Algeria’s ecoregions range from Mediterranean forests, woodlands, and scrub along the littoral and Tell Atlas, featuring species such as the Algerian oak and Mediterranean maquis, to steppe and semiarid grasslands on the Hautes Plaines supporting communities historically associated with Chaoui pastoralism. The Saharan zone contains specialized desert fauna and flora including date palm oases, halophytic plants in chotts, and endemic taxa in the Hoggar and Tassili n'Ajjer, the latter a UNESCO World Heritage site famed for rock art. Threatened habitats include remnant Atlas cedar stands linked to the Aures and Djurdjura ranges, with wildlife such as the relict Barbary sheep and historical range of the Barbary lion.
Population distribution is heavily coastal and urbanized with the majority in the northern Tell region and metropolitan aggregations in Algiers, Oran, and Constantine.
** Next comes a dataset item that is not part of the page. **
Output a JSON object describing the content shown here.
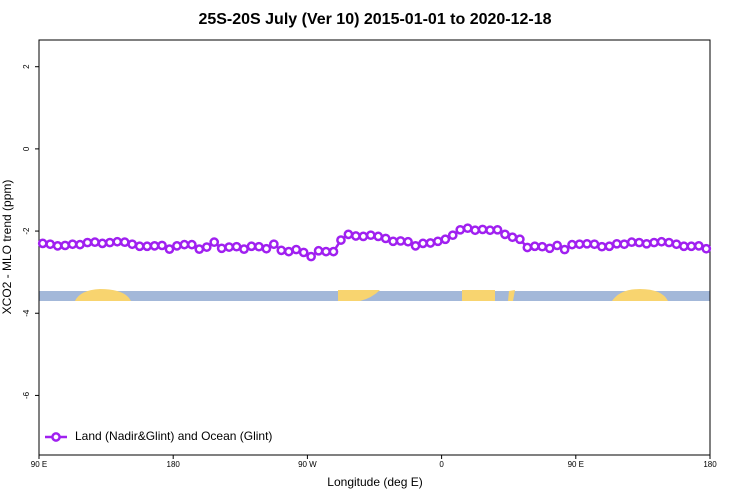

Agricultural zones in the Chelif and Mitidja plains focus on cereals, olives, and citrus, while southern oasis economies center on date production around Biskra and Ouargla. Infrastructure corridors follow the coast and Atlas margins, including the Trans-Saharan routes linking Algiers to Tamanrasset and trans-Sahelian trade axes toward Niamey and Bamako. Settlement patterns reflect historical layers from Phoenician and Roman coastal sites to Islamic-era medinas and French colonial planning in Sétif and Mostaganem.
Algeria is rich in hydrocarbon reserves concentrated in basins such as the Hassi Messaoud and Hassi R'Mel, and hosts mineral resources including phosphate deposits near Djebel Onk and iron ore at Béchar. Environmental challenges include desertification across the Hautes Plaines, groundwater depletion in oases, coastal erosion along the Mediterranean Sea, and pollution from oil and gas extraction affecting areas like Skikda and Arzew. Conservation responses involve protected areas such as the Ahaggar National Park and transboundary initiatives with neighboring states and multilateral bodies like the United Nations Environment Programme and regional conservation frameworks.